WHAT’S IN STORE FOR US IN 2020?
It’s hard to believe we’re living in the year 2020 (MMXX)! It’s a leap year in the Gregorian calendar containing 366 days with February 29 as the extra day. It’s also an Olympic year with summer games in Tokyo. This new year, in fact, is marked with great significance.
The expression “20/20” is so commonplace in the United States there’s even been a TV newsmagazine named after it since 1978. The show’s name and other references derive from the “20/20” measurement of visual acuity. By looking at lots of people, eye doctors decided what a “normal” human being should be able to see when standing 20 feet away from an eye chart. If you have 20/20 vision, it means when you stand 20 feet away from the chart you can see what the “normal” human being can see. There’s also the saying that “hindsight is 20/20” meaning when you look back at things in the past, because you have the benefit of knowing the future so to speak, you can see what you couldn’t see back when you made your initial decision.
Not since 1919, have we had a double-digit year. And there won’t be another one until 2121 – 101 years from now.
Was 1919 a good double-digit year? Many historians today summarize 1919 as one of the worst years in 20th century American history.

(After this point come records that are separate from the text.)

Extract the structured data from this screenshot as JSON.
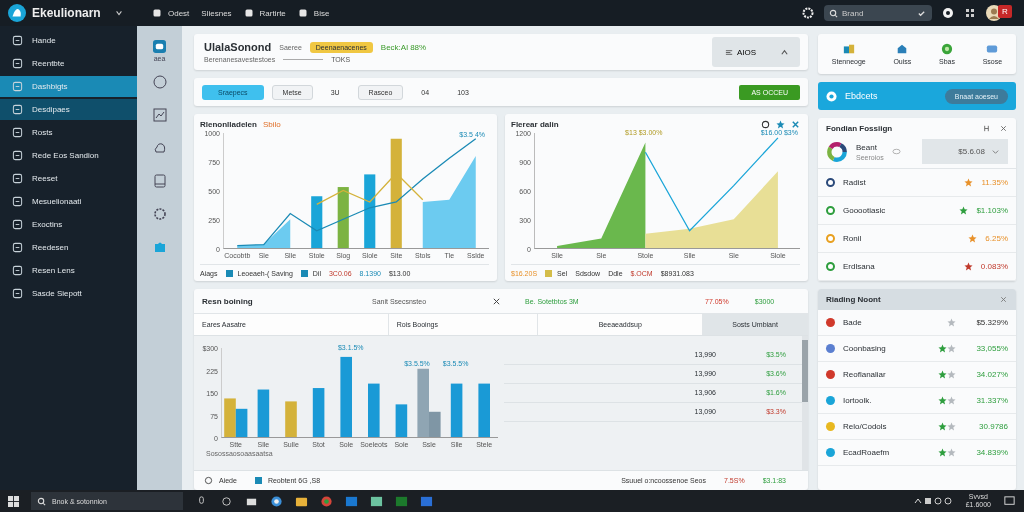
{
  "topbar": {
    "app_title": "Ekeulionarn",
    "nav": [
      {
        "label": "Odest",
        "icon": true
      },
      {
        "label": "Sliesnes",
        "icon": false
      },
      {
        "label": "Rartirte",
        "icon": true
      },
      {
        "label": "Bise",
        "icon": true
      }
    ],
    "search": {
      "placeholder": "Brand"
    },
    "notification_badge": "R"
  },
  "sidebar": {
    "items": [
      {
        "label": "Hande",
        "selected": false,
        "highlighted": false
      },
      {
        "label": "Reentbte",
        "selected": false,
        "highlighted": false
      },
      {
        "label": "Dashbigts",
        "selected": true,
        "highlighted": false
      },
      {
        "label": "Desdipaes",
        "selected": false,
        "highlighted": true
      },
      {
        "label": "Rosts",
        "selected": false,
        "highlighted": false
      },
      {
        "label": "Rede Eos Sandion",
        "selected": false,
        "highlighted": false
      },
      {
        "label": "Reeset",
        "selected": false,
        "highlighted": false
      },
      {
        "label": "Mesuelionaati",
        "selected": false,
        "highlighted": false
      },
      {
        "label": "Exoctins",
        "selected": false,
        "highlighted": false
      },
      {
        "label": "Reedesen",
        "selected": false,
        "highlighted": false
      },
      {
        "label": "Resen Lens",
        "selected": false,
        "highlighted": false
      },
      {
        "label": "Sasde Siepott",
        "selected": false,
        "highlighted": false
      }
    ]
  },
  "rail": {
    "caption": "aea"
  },
  "header": {
    "title": "UlalaSonond",
    "subtitle": "Saeree",
    "badge": "Deenaenacenes",
    "status": "Beck:Al 88%",
    "caption": "Berenanesavestestoes",
    "meta": "TOKS",
    "action": "AIOS"
  },
  "toolbar": {
    "buttons": [
      {
        "label": "Sraepecs",
        "kind": "primary"
      },
      {
        "label": "Metse",
        "kind": "outline"
      },
      {
        "label": "3U",
        "kind": "plain"
      },
      {
        "label": "Rasceo",
        "kind": "outline"
      },
      {
        "label": "04",
        "kind": "plain"
      },
      {
        "label": "103",
        "kind": "plain"
      }
    ],
    "cta": "AS OCCEU"
  },
  "charts": [
    {
      "title": "Rlenonlladelen",
      "tag": "Sbilo",
      "chart_data": {
        "type": "bar",
        "categories": [
          "Cocobtb",
          "Sle",
          "Slle",
          "Stole",
          "Slog",
          "Slole",
          "Site",
          "Stols",
          "Tle",
          "Sslde"
        ],
        "ylim": [
          0,
          1000
        ],
        "yticks": [
          0,
          250,
          500,
          750,
          1000
        ],
        "series": [
          {
            "type": "area",
            "color": "#6ccbf0",
            "values": [
              20,
              30,
              250,
              null,
              null,
              null,
              null,
              400,
              420,
              800
            ]
          },
          {
            "type": "bar",
            "color": "#1aa5d8",
            "values": [
              null,
              null,
              null,
              450,
              null,
              640,
              null,
              null,
              null,
              null
            ]
          },
          {
            "type": "bar",
            "color": "#7cb342",
            "values": [
              null,
              null,
              null,
              null,
              530,
              null,
              null,
              null,
              null,
              null
            ]
          },
          {
            "type": "bar",
            "color": "#d4b23a",
            "values": [
              null,
              null,
              null,
              null,
              null,
              null,
              950,
              null,
              null,
              null
            ]
          },
          {
            "type": "line",
            "color": "#1a8ab5",
            "values": [
              20,
              30,
              300,
              150,
              250,
              350,
              400,
              600,
              780,
              950
            ]
          },
          {
            "type": "line",
            "color": "#d4b23a",
            "values": [
              null,
              null,
              null,
              380,
              500,
              400,
              650,
              420,
              null,
              null
            ]
          }
        ],
        "annotations": [
          "$3.5 4%"
        ]
      },
      "legend": [
        {
          "text": "Aiags",
          "swatch": false,
          "kind": "plain"
        },
        {
          "text": "Leoeaeh-( Saving",
          "swatch": true,
          "kind": "plain"
        },
        {
          "text": "Dil",
          "swatch": true,
          "kind": "plain"
        },
        {
          "text": "3C0.06",
          "swatch": false,
          "kind": "negative"
        },
        {
          "text": "8.1390",
          "swatch": false,
          "kind": "info"
        },
        {
          "text": "$13.00",
          "swatch": false,
          "kind": "plain"
        }
      ]
    },
    {
      "title": "Flerear dalin",
      "chart_data": {
        "type": "area",
        "categories": [
          "Slle",
          "Sle",
          "Stole",
          "Slle",
          "Sle",
          "Slole"
        ],
        "ylim": [
          0,
          1200
        ],
        "yticks": [
          0,
          300,
          600,
          900,
          1200
        ],
        "series": [
          {
            "type": "area",
            "color": "#6ab84d",
            "values": [
              20,
              100,
              1100,
              null,
              null,
              null
            ]
          },
          {
            "type": "area",
            "color": "#e8df96",
            "values": [
              null,
              null,
              150,
              200,
              300,
              800
            ]
          },
          {
            "type": "line",
            "color": "#1aa5d8",
            "values": [
              null,
              null,
              1000,
              180,
              650,
              1150
            ]
          }
        ],
        "annotations": [
          "$13 $3.00%",
          "$16.00 $3%"
        ]
      },
      "legend": [
        {
          "text": "$16.20S",
          "swatch": false,
          "kind": "warning"
        },
        {
          "text": "Sel",
          "swatch": true,
          "kind": "plain"
        },
        {
          "text": "Sdsdow",
          "swatch": false,
          "kind": "plain"
        },
        {
          "text": "Ddle",
          "swatch": false,
          "kind": "plain"
        },
        {
          "text": "$.OCM",
          "swatch": false,
          "kind": "negative"
        },
        {
          "text": "$8931.083",
          "swatch": false,
          "kind": "plain"
        }
      ]
    }
  ],
  "bottom": {
    "title": "Resn boining",
    "subtitle": "Sanit Ssecsnsteo",
    "status": "Be. Sotetbtos 3M",
    "loss": "77.05%",
    "amount": "$3000",
    "columns": [
      "Eares Aasatre",
      "Rois Booings",
      "Beeaeaddsup",
      "Sosts Umbiant"
    ],
    "chart_data": {
      "type": "bar",
      "categories": [
        "Stte",
        "Slle",
        "Sulle",
        "Stot",
        "Sole",
        "Soeleots",
        "Sole",
        "Ssle",
        "Slle",
        "Stele"
      ],
      "ylim": [
        0,
        300
      ],
      "yticks": [
        0,
        75,
        150,
        225,
        {
          "value": 300,
          "label": "$300"
        }
      ],
      "series": [
        {
          "type": "bar",
          "color": "#d4b23a",
          "values": [
            130,
            null,
            120,
            null,
            null,
            null,
            null,
            null,
            null,
            null
          ]
        },
        {
          "type": "bar",
          "color": "#1a9ad6",
          "values": [
            95,
            160,
            null,
            165,
            270,
            180,
            110,
            null,
            180,
            180
          ]
        },
        {
          "type": "bar",
          "color": "#8fa5b3",
          "values": [
            null,
            null,
            null,
            null,
            null,
            null,
            null,
            230,
            null,
            null
          ]
        },
        {
          "type": "bar",
          "color": "#7f96a5",
          "values": [
            null,
            null,
            null,
            null,
            null,
            null,
            null,
            85,
            null,
            null
          ]
        }
      ],
      "annotations": [
        "$3.1.5%",
        "$3.5.5%",
        "$3.5.5%"
      ]
    },
    "x_caption": "Sosossaosoaasaatsa",
    "rows": [
      {
        "value": "13,990",
        "change": "$3.5%",
        "kind": "positive"
      },
      {
        "value": "13,990",
        "change": "$3.6%",
        "kind": "positive"
      },
      {
        "value": "13,906",
        "change": "$1.6%",
        "kind": "positive"
      },
      {
        "value": "13,090",
        "change": "$3.3%",
        "kind": "negative"
      }
    ],
    "footer": [
      {
        "text": "Aiede",
        "kind": "plain"
      },
      {
        "text": "Reobtent 6G ,S8",
        "kind": "plain"
      },
      {
        "text": "Ssuuel o:ncoossenoe Seos",
        "kind": "plain"
      },
      {
        "text": "7.5S%",
        "kind": "negative"
      },
      {
        "text": "$3.1:83",
        "kind": "positive"
      }
    ]
  },
  "tiles": [
    {
      "label": "Stenneoge"
    },
    {
      "label": "Ouiss"
    },
    {
      "label": "Sbas"
    },
    {
      "label": "Ssose"
    }
  ],
  "banner": {
    "title": "Ebdcets",
    "button": "Bnaat aoeseu"
  },
  "forecast": {
    "title": "Fondian Fossiign",
    "donut_title": "Beant",
    "donut_caption": "Seeroios",
    "select": "$5.6.08",
    "rows": [
      {
        "label": "Radist",
        "color": "#2b4a7a",
        "value": "11.35%",
        "kind": "warning"
      },
      {
        "label": "Gooootiasic",
        "color": "#2e9e3e",
        "value": "$1.103%",
        "kind": "positive"
      },
      {
        "label": "Ronil",
        "color": "#e8a020",
        "value": "6.25%",
        "kind": "warning"
      },
      {
        "label": "Erdlsana",
        "color": "#2e9e3e",
        "value": "0.083%",
        "kind": "negative"
      }
    ]
  },
  "reading": {
    "title": "Riading Noont",
    "rows": [
      {
        "label": "Bade",
        "color": "#d0392b",
        "kind": "plain",
        "value": "$5.329%"
      },
      {
        "label": "Coonbasing",
        "color": "#5b7fd0",
        "kind": "positive",
        "value": "33,055%"
      },
      {
        "label": "Reoflanaliar",
        "color": "#d0392b",
        "kind": "positive",
        "value": "34.027%"
      },
      {
        "label": "Iortoolk.",
        "color": "#1aa5d8",
        "kind": "positive",
        "value": "31.337%"
      },
      {
        "label": "Relo/Codols",
        "color": "#e8b820",
        "kind": "positive",
        "value": "30.9786"
      },
      {
        "label": "EcadRoaefm",
        "color": "#1aa5d8",
        "kind": "positive",
        "value": "34.839%"
      }
    ]
  },
  "taskbar": {
    "search": "Bnok & sotonnion",
    "clock_time": "Svvsd",
    "clock_date": "£1.6000"
  }
}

World War I was over and most Americans were eager for peace and security; however, 1919 would prove to be anything but. Revolution and unrest ran rampant across Europe and North America, and the Flu Pandemic continued in the U.S. from the prior year with a third brutal wave in the spring that took the lives of 185,440 people. Terrorist bombings shocked seven U.S. cities in June, the first of a series of “Red Scares” began when the government passed an act that blacklisted anyone thought to be involved with communism, race riots rocked the nation and hundreds of workers went on strike across the country. The adoption of constitutional amendments giving women the vote and establishing Prohibition denoted the high-water mark of the moral impulses of the Progressive era.
In addition, voters grew disillusioned during the Woodrow Wilson years, with many feeling the President and the Progressives went too far, alienating people from the government. And even though WWI had ended, anxious citizens questioned the reasons and results of the war.
Even in the sports world, on Oct. 9, 1919, the first major scandal in Major League Baseball — and to this day, the worst – occurred when nine players from the Chicago White Sox threw the World Series to the Cincinnati Reds. It is forever known as the Black Sox Scandal with players, such as immortal Shoeless Joe Jackson, banned from the game and Hall of Fame forever.
On a brighter note, dial telephones were introduced by the American Telephone and Telegraph Company with the first rotary dial telephones in the Bell System installed in Norfolk, Virginia. The pop-up toaster, short wave radios and arc welders also were invented in the U.S.
After looking at 1919, the year 2020 seems futuristic and awesome. A century ago, no one could have predicted it would kick off a half century of unprecedented productivity.
Current future forecasters say 2020 will include driverless cars becoming mainstream. But while that idea still seems like science fiction, experts predict there will be 10 million of them on the road in 2020. And, are we ready for moon mining with maybe robotic moon bases, chips implanted in our brains and a high-speed rail linking London to Beijing? According to a dazzling number of technology predictions that single out the year 2020, it may be one heck of a year! Let’s take a look at what some prognosticators say are some of the other wonders that may be in store for us in the new year.
Predictors say there’s no technological reason why Japan shouldn’t be able to move forward with its ambitious plan to build a robotic lunar outpost in 2020 — built by robots, for robots. And the U.S. military has pledged to get half its energy from renewable resources this year. Universal translation will be commonplace in mobile devices, there will be advances in artificial organs and 3D-video conferencing, while a $1,000 computer will have the processing power of the human brain. And once we have such a computer, can we build a complete synthetic human brain from scratch? Researchers at Switzerland’s Blue Brain Project think so.
In 2020, forecasters also predict world sales of electric vehicles will reach 6,600,000; solar energy will become more economical than regular electricity in more than half of the U.S., more people, in fact, will own a phone than have electricity; and the world’s population is forecasted to reach 7,758,156,000.
Finally, here are some hilarious predictions about the year 2020 that at some point in time, people really expected to happen: We’ll have personal helicopters, live in flying houses, all roads will become tubes, nobody will work because everyone will be rich, mail will be sent via rocket, we’ll be able to vote electronically from home, have robots as therapists, everyone will be a vegetarian and we’ll finally make it to Mars.
We would not go as far as to say that future is now, but the potential is undeniably there.